At the end of April 2019, the network of European HTA agencies, EUnetHTA, published the “Custom-made or customizable 3D printed implants and cutting guides versus non-3D printed standard implants and cutting guides for improving outcome in patients undergoing knee, maxillofacial, or cranial surgery.”

As MTRC reported in December 2018, this project is authored by the Danish Social & Health Services and Labour Market (DEFACTUM). The co-author is the Basque Office for Health Technology Assessment (OSTEBA), with four other HTA institutions from all over Europe (Belgium, Croatia, Hungary, and Austria) being dedicated reviewers.

The HTA Core Model Application for Rapid Relative Effectiveness Assessments (REA, v 4.2) was followed for the selection of assessment elements. Manufacturers also provided non-confidential evidence with a focus on the technical characteristics and current use of the technology.

The authors stated that the scope of this assessment is 3D printed custom-made or customizable implants and cutting guides used in adult patients (>18 years) undergoing knee, maxillofacial, or cranial surgery. Comparators of interest are standard non-3D printed implants or cutting guides.

The authors performed a systematic literature search (systematic reviews published April 2013-2018 and primary studies published 2008-2018). The quality of the included reviews was assessed using the Risk of Bias in Systematic Reviews (ROBIS) tool. The Cochrane risk-of-bias (RoB2) tool was used to evaluate the quality in the included RCTs. Risk of bias in cohort and case-control studies was assessed using the Scottish Intercollegiate Guidelines Network (SIGN) methodology checklists. The quality of the body of evidence was evaluated using the Grading of Recommendations, Assessment, Development, and Evaluations (GRADE). Eventually, thirteen (13) studies were included, six (6) of which were included in the quantitative meta-analysis.

Effectiveness results

There was very low or low-quality evidence showing that 3D surgery using 3D printed implants and cutting guides in total knee arthroplasty (TKA) compared with standard instrumentation was more precise, as demonstrated through outcomes such as malalignment (hip-knee-ankle angle, coronal femoral alignment, and coronal tibial alignment) or absolute deviation.
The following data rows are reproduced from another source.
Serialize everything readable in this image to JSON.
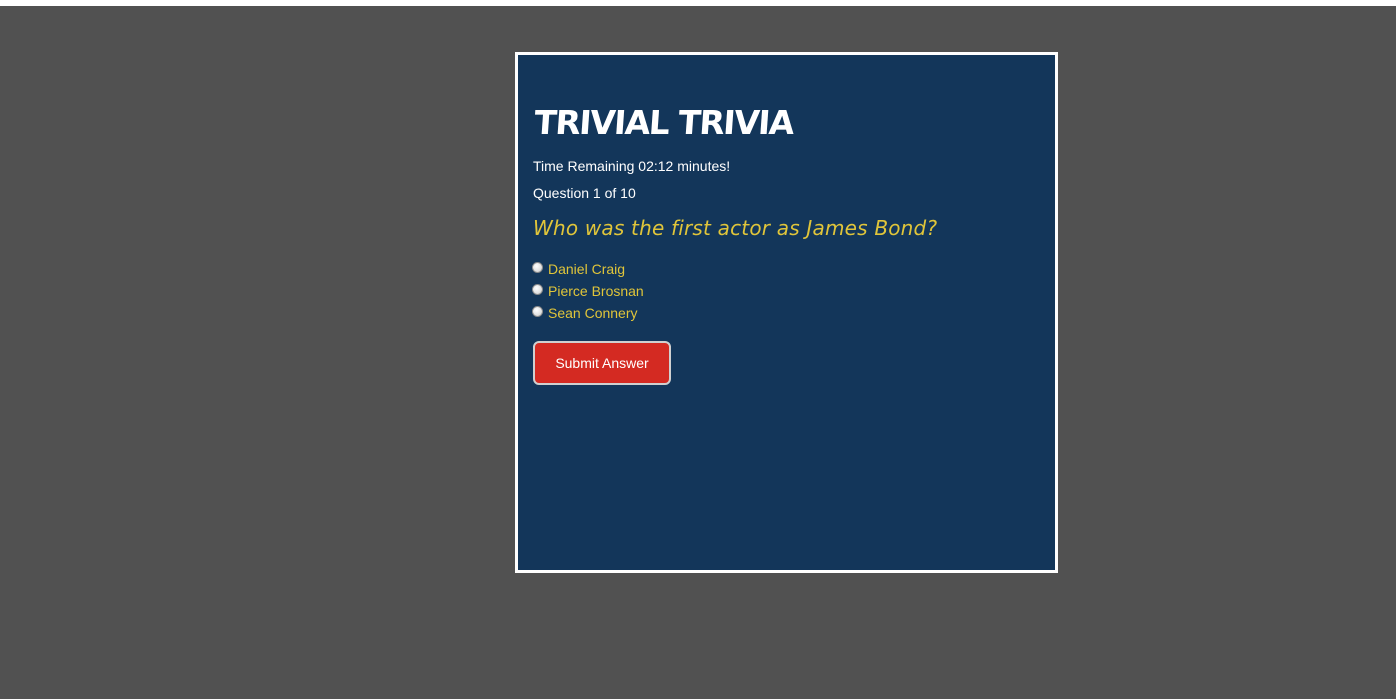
{
  "app": {
    "title": "TRIVIAL TRIVIA"
  },
  "status": {
    "timer_text": "Time Remaining 02:12 minutes!",
    "question_count": "Question 1 of 10"
  },
  "question": {
    "text": "Who was the first actor as James Bond?",
    "options": [
      {
        "label": "Daniel Craig",
        "selected": false
      },
      {
        "label": "Pierce Brosnan",
        "selected": false
      },
      {
        "label": "Sean Connery",
        "selected": false
      }
    ]
  },
  "actions": {
    "submit_label": "Submit Answer"
  },
  "colors": {
    "page_background": "#515151",
    "card_background": "#13365a",
    "card_border": "#ffffff",
    "question_text": "#e0c53a",
    "submit_button": "#d42a22"
  }
}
There were no other clinical relevant or significant results or outcomes in favor of 3D print technology or conventional surgery. Consequently, the authors state that 3D surgery requires further evaluation.

Safety results

The authors found no overall difference in complications between the technologies in TKA, mandibular reconstruction, and cranioplasty. There was a difference in ischaemic time in mandibular reconstruction, with a decrease in ischaemic time in the group using individual 3D printed surgical guides compared to the standard reconstruction group. The data in these studies described only short-term outcomes such as infection, venous thromboembolism, haemarthrosis, ischemia, and operating time.

Organizational impact

Organizational changes are inevitable if 3D printed implants and surgical guides are implemented as a supplement to or as a replacement for standard implants and surgical guides. These changes will mainly consist of workflow changes in the hospital department and competency changes for personnel. The impact of these changes will depend on the organizational scenario implemented.

See the full news (final report, manufacturers’ and external experts’ comments, project plan) in English here.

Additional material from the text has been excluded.